Against All Odds appears in an aspect ratio of approximately 1.85:1 on this Blu-Ray Disc. In general, the picture looked pretty good, though it never reached a consistent level of excellence.
For the most part, sharpness seemed positive. Wide shots tended to be a bit soft, though, which was partly a reflection of the 80s film stock. Overall definition remained solid.
No issues with jaggies or shimmering materialized, and edge haloes were minor. I also noticed only a handful of source flaws, as a few specks cropped up but nothing serious.
Colors were fine. Again, the era’s film stocks created some issues here, as the image suffered from a bit of the typical mid-80s muddiness. Not much of this occurred, though, and so the hues usually looked good – and occasionally became pretty peppy, especially during the tropical sequences.
Blacks displayed nice depth and darkness, while shadows were decent; some low-light shots tended to look a little thick, but they were generally clear. I thought this was a more than competent transfer but nothing special.
As for the film’s DTS-HD MA 5.1 soundtrack, it seemed dated but decent. The soundfield tended to emphasize music, as score and songs cropped up from the side and rear speakers.
Stereo presence was reasonably good, as the music spread around the room. Effects displayed less concise imaging, though this varied.
Some elements – like vehicles – moved around the room in a reasonably satisfying way, but other sequences bordered on monaural. Overall, the soundscape tended to open things up in a moderate manner.
Audio quality was fine for its age. Music tended to be a little boomy, but the score and songs displayed decent clarity.
Speech seemed natural and concise, and effects were fine. They didn’t boast great accuracy, but they showed fair range and definition. Given the track’s age, it seemed pretty positive.
How did the Blu-Ray compare with the original DVD? Audio was essentially a wash, but the visuals demonstrated growth. The Blu-ray came across as better defined and more vivid.
The Blu-ray duplicates most of the extras from the DVD, and we launch with two separate audio commentaries, the first of which features director Taylor Hackford and actors Jeff Bridges and James Woods. All three sit together for a running, screen-specific look at sets and locations, music, cast and performances, story and character areas, and related topics.
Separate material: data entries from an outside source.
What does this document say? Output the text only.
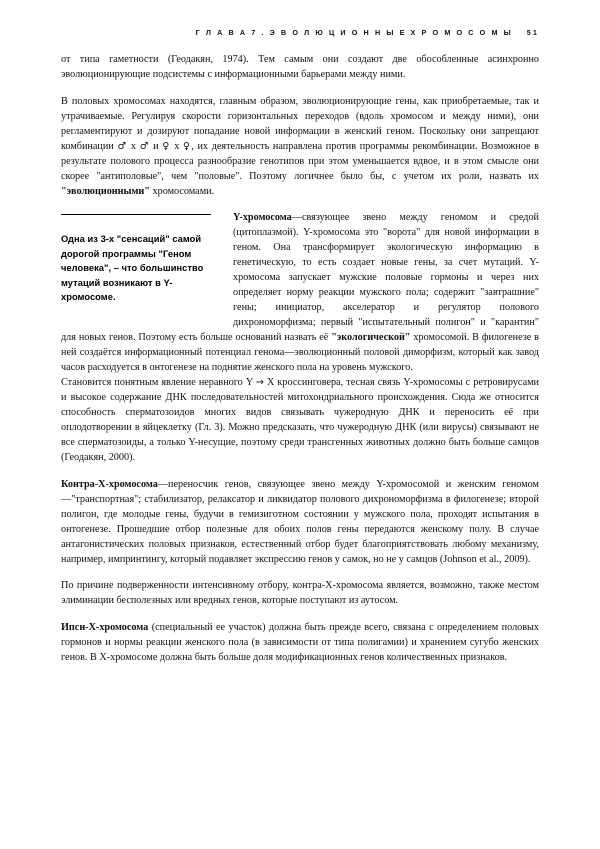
Г Л А В А 7 . Э В О Л Ю Ц И О Н Н Ы Е Х Р О М О С О М Ы 51

от типа гаметности (Геодакян, 1974). Тем самым они создают две обособленные асинхронно эволюционирующие подсистемы с информационными барьерами между ними.

В половых хромосомах находятся, главным образом, эволюционирующие гены, как приобретаемые, так и утрачиваемые. Регулируя скорости горизонтальных переходов (вдоль хромосом и между ними), они регламентируют и дозируют попадание новой информации в женский геном. Поскольку они запрещают комбинации ♂ x ♂ и ♀ x ♀, их деятельность направлена против программы рекомбинации. Возможное в результате полового процесса разнообразие генотипов при этом уменьшается вдвое, и в этом смысле они скорее "антиполовые", чем "половые". Поэтому логичнее было бы, с учетом их роли, назвать их "эволюционными" хромосомами.

Одна из 3-х "сенсаций" самой дорогой программы "Геном человека", – что большинство мутаций возникают в Y-хромосоме.

Y-хромосома—связующее звено между геномом и средой (цитоплазмой). Y-хромосома это "ворота" для новой информации в геном. Она трансформирует экологическую информацию в генетическую, то есть создает новые гены, за счет мутаций. Y-хромосома запускает мужские половые гормоны и через них определяет норму реакции мужского пола; содержит "завтрашние" гены; инициатор, акселератор и регулятор полового дихрономорфизма; первый "испытательный полигон" и "карантин" для новых генов. Поэтому есть больше оснований назвать её "экологической" хромосомой. В филогенезе в ней создаётся информационный потенциал генома—эволюционный половой диморфизм, который как завод часов расходуется в онтогенезе на поднятие женского пола на уровень мужского.

Становится понятным явление неравного Y → X кроссинговера, тесная связь Y-хромосомы с ретровирусами и высокое содержание ДНК последовательностей митохондриального происхождения. Сюда же относится способность сперматозоидов многих видов связывать чужеродную ДНК и переносить её при оплодотворении в яйцеклетку (Гл. 3). Можно предсказать, что чужеродную ДНК (или вирусы) связывают не все сперматозоиды, а только Y-несущие, поэтому среди трансгенных животных должно быть больше самцов (Геодакян, 2000).

Контра-Х-хромосома—переносчик генов, связующее звено между Y-хромосомой и женским геномом—"транспортная"; стабилизатор, релаксатор и ликвидатор полового дихрономорфизма в филогенезе; второй полигон, где молодые гены, будучи в гемизиготном состоянии у мужского пола, проходят испытания в онтогенезе. Прошедшие отбор полезные для обоих полов гены передаются женскому полу. В случае антагонистических половых признаков, естественный отбор будет благоприятствовать любому механизму, например, импринтингу, который подавляет экспрессию генов у самок, но не у самцов (Johnson et al., 2009).

По причине подверженности интенсивному отбору, контра-Х-хромосома является, возможно, также местом элиминации бесполезных или вредных генов, которые поступают из аутосом.

Ипси-Х-хромосома (специальный ее участок) должна быть прежде всего, связана с определением половых гормонов и нормы реакции женского пола (в зависимости от типа полигамии) и хранением сугубо женских генов. В Х-хромосоме должна быть больше доля модификационных генов количественных признаков.
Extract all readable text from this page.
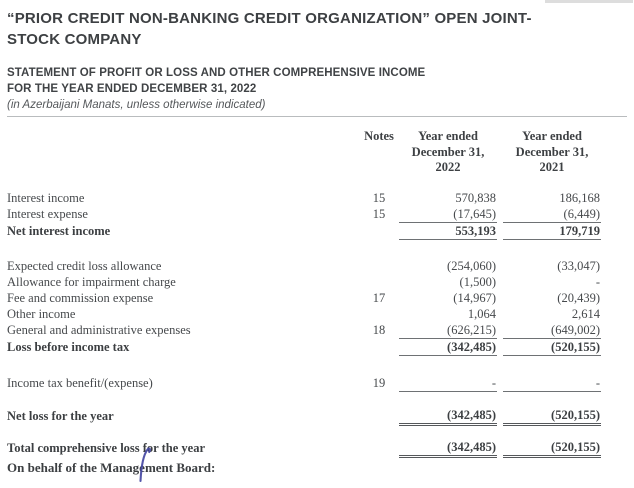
“PRIOR CREDIT NON-BANKING CREDIT ORGANIZATION” OPEN JOINT-
STOCK COMPANY
STATEMENT OF PROFIT OR LOSS AND OTHER COMPREHENSIVE INCOME
FOR THE YEAR ENDED DECEMBER 31, 2022
(in Azerbaijani Manats, unless otherwise indicated)
	Notes	Year ended
December 31,
2022

Year ended
December 31,
2021

Interest income	15	570,838		186,168
Interest expense	15	(17,645)		(6,449)
Net interest income		553,193		179,719

Expected credit loss allowance		(254,060)		(33,047)
Allowance for impairment charge		(1,500)		-
Fee and commission expense	17	(14,967)		(20,439)
Other income		1,064		2,614
General and administrative expenses	18	(626,215)		(649,002)
Loss before income tax		(342,485)		(520,155)

Income tax benefit/(expense)	19	-		-

Net loss for the year		(342,485)		(520,155)

Total comprehensive loss for the year		(342,485)		(520,155)
On behalf of the Management Board:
At times, Hackford tends to simply narrate the movie, but that ends up as a minor concern. Instead, most of the track moves at a nice pace, with a good mix of facts and charisma.
In particular, Woods adds humor – mainly via a running gag about Richard Widmark's love of hotcakes – and the three men combine well. Even with some slow spots, the commentary becomes a winner.
For the second chat, we hear from Taylor Hackford and screenwriter Eric Hughes. Both sit together for this running, screen-specific look at the same subjects as the prior commentary – often literally.
And that becomes a flaw, as Hackford repeats an awful lot of the same notes and stories from the other track. We get some new information, but not as much as I’d like/expect. On its own, this becomes a solid chat, but after the other commentary, it seems redundant.
In addition to the film’s trailer, we find seven Deleted Scenes. We get “Terry’s Redundant But Doesn’t Know It” (2:33 plus 1:20 intro from Hackford), “A Coyote Saves Terry at Riviera” (2:25), “Jake Gives Terry a Mexican Surprise” (5:28), “Jessie Obsesses in Chichen-Itza” (7:32), “Tommy Challenges Jake on Freeway” (1:10), “Terry Watches Jake Bed Jessie” (0:50) and “Terry and Jessie Play Rough” (1:47). The clips themselves are in kind of rough shape, but they're interesting and are more compelling than most excised segments.
The scenes can be viewed on their own or along with commentary from Hackford and Hughes. While I would have liked to know more about the reasons behind these scenes’ deletion, their remarks are useful.
Does the Blu-ray lose anything from the DVD? Yup. It axes two music videos, trailers for other movies, and talent files.
An attempt to update the film noir genre, Against All Odds works to a moderate degree, but that’s the best I can say. While it delivers decent entertainment, it never becomes anything memorable. The Blu-ray brings us weak visuals along with generally good supplements and audio. This becomes a decent release for a mediocre movie.